全然気取ってないし、人柄が全面に押し出ている。
やっぱりある程度文章で人間がわかっちゃうなぁ、と
言葉を扱うことの危うさのようなものも感じつつ。

「くそつまんねーな、まじ」
「あいつも、こいつも、全員終わってるわ」
みたいな、気持ちがいつもあり、
そっからじわりじわりと滲みでる感情がある。
恨みみたいな、怨念みたいな。

何かと不都合なことがおきると、
「死ねばいいのに」
を連発する40代がいて、
子どものようにそうやって言葉で発散しているのだな、
と思えばそれで済むのだけど、
やっぱりいつも聞いてると嫌になる。

独身の30歳前後の女3人が集まると当然のように結婚の話になる。
結婚のことなんて全く眼中にない子もいれば、
めちゃくちゃ気にしている子もいる。
(ちなみに私は前者)
「結婚して子どもを産んだらただの女にになる。
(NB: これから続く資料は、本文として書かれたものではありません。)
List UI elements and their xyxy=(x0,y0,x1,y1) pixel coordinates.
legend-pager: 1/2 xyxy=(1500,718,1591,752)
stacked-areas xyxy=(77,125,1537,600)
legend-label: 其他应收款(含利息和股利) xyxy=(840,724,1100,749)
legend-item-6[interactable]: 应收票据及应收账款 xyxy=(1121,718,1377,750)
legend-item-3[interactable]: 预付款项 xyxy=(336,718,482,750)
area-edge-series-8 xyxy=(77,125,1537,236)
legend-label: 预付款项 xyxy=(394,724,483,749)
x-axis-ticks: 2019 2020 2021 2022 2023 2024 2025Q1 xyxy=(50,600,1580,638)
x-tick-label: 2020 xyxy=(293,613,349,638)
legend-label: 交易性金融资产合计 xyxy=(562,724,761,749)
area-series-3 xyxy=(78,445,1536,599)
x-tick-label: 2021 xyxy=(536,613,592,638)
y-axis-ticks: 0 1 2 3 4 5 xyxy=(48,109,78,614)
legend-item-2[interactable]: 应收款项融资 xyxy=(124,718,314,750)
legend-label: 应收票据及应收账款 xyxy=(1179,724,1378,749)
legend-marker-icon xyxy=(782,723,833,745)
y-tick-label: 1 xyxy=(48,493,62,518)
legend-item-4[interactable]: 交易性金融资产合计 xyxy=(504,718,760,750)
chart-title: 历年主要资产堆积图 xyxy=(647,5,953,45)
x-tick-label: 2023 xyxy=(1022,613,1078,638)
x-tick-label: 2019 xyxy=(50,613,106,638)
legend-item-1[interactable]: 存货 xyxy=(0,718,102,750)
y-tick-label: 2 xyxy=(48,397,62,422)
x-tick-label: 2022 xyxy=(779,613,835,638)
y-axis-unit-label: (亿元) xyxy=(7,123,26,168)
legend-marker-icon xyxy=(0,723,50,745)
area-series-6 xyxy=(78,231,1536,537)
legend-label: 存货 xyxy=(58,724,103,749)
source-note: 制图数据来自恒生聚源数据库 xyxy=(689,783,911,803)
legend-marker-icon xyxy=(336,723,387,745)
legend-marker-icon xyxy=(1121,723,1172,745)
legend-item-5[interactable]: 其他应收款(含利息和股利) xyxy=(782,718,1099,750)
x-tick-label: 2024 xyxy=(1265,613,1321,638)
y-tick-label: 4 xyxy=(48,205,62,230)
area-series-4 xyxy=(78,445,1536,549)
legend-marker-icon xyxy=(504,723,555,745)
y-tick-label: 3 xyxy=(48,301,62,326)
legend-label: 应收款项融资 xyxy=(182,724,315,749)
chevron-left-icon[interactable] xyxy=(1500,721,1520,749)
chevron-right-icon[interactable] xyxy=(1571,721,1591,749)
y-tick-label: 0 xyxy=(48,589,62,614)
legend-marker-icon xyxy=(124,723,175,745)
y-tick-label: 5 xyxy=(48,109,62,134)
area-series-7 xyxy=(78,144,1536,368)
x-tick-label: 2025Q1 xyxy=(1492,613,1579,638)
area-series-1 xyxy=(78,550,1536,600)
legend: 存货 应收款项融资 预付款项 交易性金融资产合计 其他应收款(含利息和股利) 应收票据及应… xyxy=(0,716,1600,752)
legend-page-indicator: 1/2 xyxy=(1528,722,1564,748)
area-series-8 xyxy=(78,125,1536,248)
」
という意識がどこかにある。
ただの女とは一体どんなものか、
私も漠然とおもっていることなのではっきりとは言えないけれど、
とにかく、男がいる女は、ほんとにただの女だ。
子どもがいたらますますひたすら女だ。
いちおう私も女の端くれなので、ただの女になりたい自分もいるし、
時々無償に女になりたいときがある。
しかし、ここのところそういう自分の気配が全く消えた。
すっきりしていて、すがすがしいほどだ。
「人生のひとつのポイントを通過したな」という感慨。

結婚したいのであれば、結婚したらいい。
できるものなら。
自分だけが結婚したいと考えていても不可能なのであって、
相手いて、しかもその相手も自分と結婚したいと考えていないといけない。
そんな状況に陥ることが簡単なタイプの人間もいれば、
そんな状況に全くならないタイプの人間もいる。

結婚なんて神様の采配だ。
自分の欲望なんてほんとは二の次なのだ。
欲望や計算で結婚する人間は、
きちんと欲望や計算でものごとを考える人間と一緒になる。
謎の引力で互いを引き合うのだ。
そんなふうにできている。

他人なんてなんだっていいのだ。
誰を好きになろうが、好きになられようが関係ない。
もうそんな世界をうろちょろして迷う生活は飽きた。
もっと、深く、深く、命の芯に迫りたい。

妖怪になりたい。
やっぱりその空気のほうが今の気持ちに近い。